William & Mary freshman Samantha Boateng has been named as one of the “22 Under 22 Most Inspiring College Women” by online publication Her Campus. Boateng was chosen out of 1,000 applicants for her work with Read 2 Lead this past summer in Ghana.

Read 2 Lead is an organization Boateng created to promote a love of reading by providing access to books and resources to children in her parents’ home country of Ghana.

Samantha Boateng and library project inspiration

Boateng was in Ghana working with Read 2 Lead at the time Her Campus named her to its “22 Under 22” list. She said Read 2 Lead had been struggling to get support from the community and the announcement helped lift her spirits.

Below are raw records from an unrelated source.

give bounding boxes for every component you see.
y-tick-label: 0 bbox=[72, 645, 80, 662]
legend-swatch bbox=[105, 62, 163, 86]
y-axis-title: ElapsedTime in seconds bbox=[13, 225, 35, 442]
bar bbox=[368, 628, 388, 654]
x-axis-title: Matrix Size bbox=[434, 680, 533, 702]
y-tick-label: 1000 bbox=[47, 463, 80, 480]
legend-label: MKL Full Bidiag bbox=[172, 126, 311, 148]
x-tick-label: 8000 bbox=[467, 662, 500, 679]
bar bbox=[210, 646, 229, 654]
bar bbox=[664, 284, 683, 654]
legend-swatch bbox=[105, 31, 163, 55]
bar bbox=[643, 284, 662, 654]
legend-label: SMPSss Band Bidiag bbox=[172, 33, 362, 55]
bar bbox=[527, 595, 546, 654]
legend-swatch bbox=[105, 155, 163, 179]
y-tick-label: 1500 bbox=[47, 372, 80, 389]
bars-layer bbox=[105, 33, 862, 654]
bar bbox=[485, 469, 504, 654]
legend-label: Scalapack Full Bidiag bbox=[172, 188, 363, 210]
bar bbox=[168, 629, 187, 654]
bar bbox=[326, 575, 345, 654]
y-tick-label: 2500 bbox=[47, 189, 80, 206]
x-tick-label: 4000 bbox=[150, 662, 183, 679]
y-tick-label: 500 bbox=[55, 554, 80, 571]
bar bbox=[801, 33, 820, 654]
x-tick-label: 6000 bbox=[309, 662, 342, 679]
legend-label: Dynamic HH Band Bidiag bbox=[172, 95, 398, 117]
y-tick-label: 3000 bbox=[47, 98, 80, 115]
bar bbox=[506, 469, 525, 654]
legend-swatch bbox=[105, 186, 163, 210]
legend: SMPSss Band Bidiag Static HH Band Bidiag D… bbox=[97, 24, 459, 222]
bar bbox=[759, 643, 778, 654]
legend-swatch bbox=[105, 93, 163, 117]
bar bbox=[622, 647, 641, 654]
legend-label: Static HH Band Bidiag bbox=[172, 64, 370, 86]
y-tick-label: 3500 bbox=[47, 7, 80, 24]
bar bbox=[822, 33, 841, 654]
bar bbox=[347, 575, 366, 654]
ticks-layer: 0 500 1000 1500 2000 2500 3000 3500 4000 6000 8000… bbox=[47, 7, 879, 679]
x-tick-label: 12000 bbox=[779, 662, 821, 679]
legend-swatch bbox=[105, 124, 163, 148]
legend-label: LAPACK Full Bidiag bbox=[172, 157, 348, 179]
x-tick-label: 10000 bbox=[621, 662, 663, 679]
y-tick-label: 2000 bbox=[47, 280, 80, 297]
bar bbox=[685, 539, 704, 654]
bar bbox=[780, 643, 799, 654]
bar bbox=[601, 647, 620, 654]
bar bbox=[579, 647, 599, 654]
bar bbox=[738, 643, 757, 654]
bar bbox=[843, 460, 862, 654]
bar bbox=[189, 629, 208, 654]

“One evening, I just decided to check my email, and I saw that and it got me really excited again, especially about the library,” Samantha Boateng said. “Because it was kind of hard, when we were there for some time, getting a lot of support.”

Boateng was inspired to start Read 2 Lead after her mother returned to northern Virginia from a trip to Ghana where she taught a public speaking class to children who had little to no access to books or a library. When Boateng heard how heartbroken her mother was by this, she decided she wanted to do something to help.

“I love reading so much, so I wanted to at least collect a few books to send over,” she said.

What started out as collecting a few books turned into building a library in Accra, Ghana, from the ground up.

How the dream became a reality

Boateng began collecting books for the children in Ghana her junior year at Gar-Field Senior High School in Woodbridge, Virginia. By the time she graduated, Boateng had collected more than 14,000 books and 22 computers and raised around $15,000 with the help of her classmates and her community.

This past summer, Boateng, along with her family and a few students and teachers from her community, took the books they collected to Ghana and began building the library. A local government school donated the land, which sits on the school’s property, but it is open to the more than 20,000 students and members of the community.

Although the library has been opened, there is still work that needs to be done, such as finishing the electricity. Boateng and her family will return to Ghana at the end of the year to work on those finishing touches.

In the spring, Baoteng has plans to take students from her high school with her to open another library in her parents’ hometown of Kumasi. She also hopes to get involved with William & Mary’s Office of Community Engagement and have students from William & Mary travel with her to Ghana for Read 2 Lead.

“It really opened my eyes up,” she said. “After being there, I know that in the future I want to do more things like that and help people somehow, any way I can.”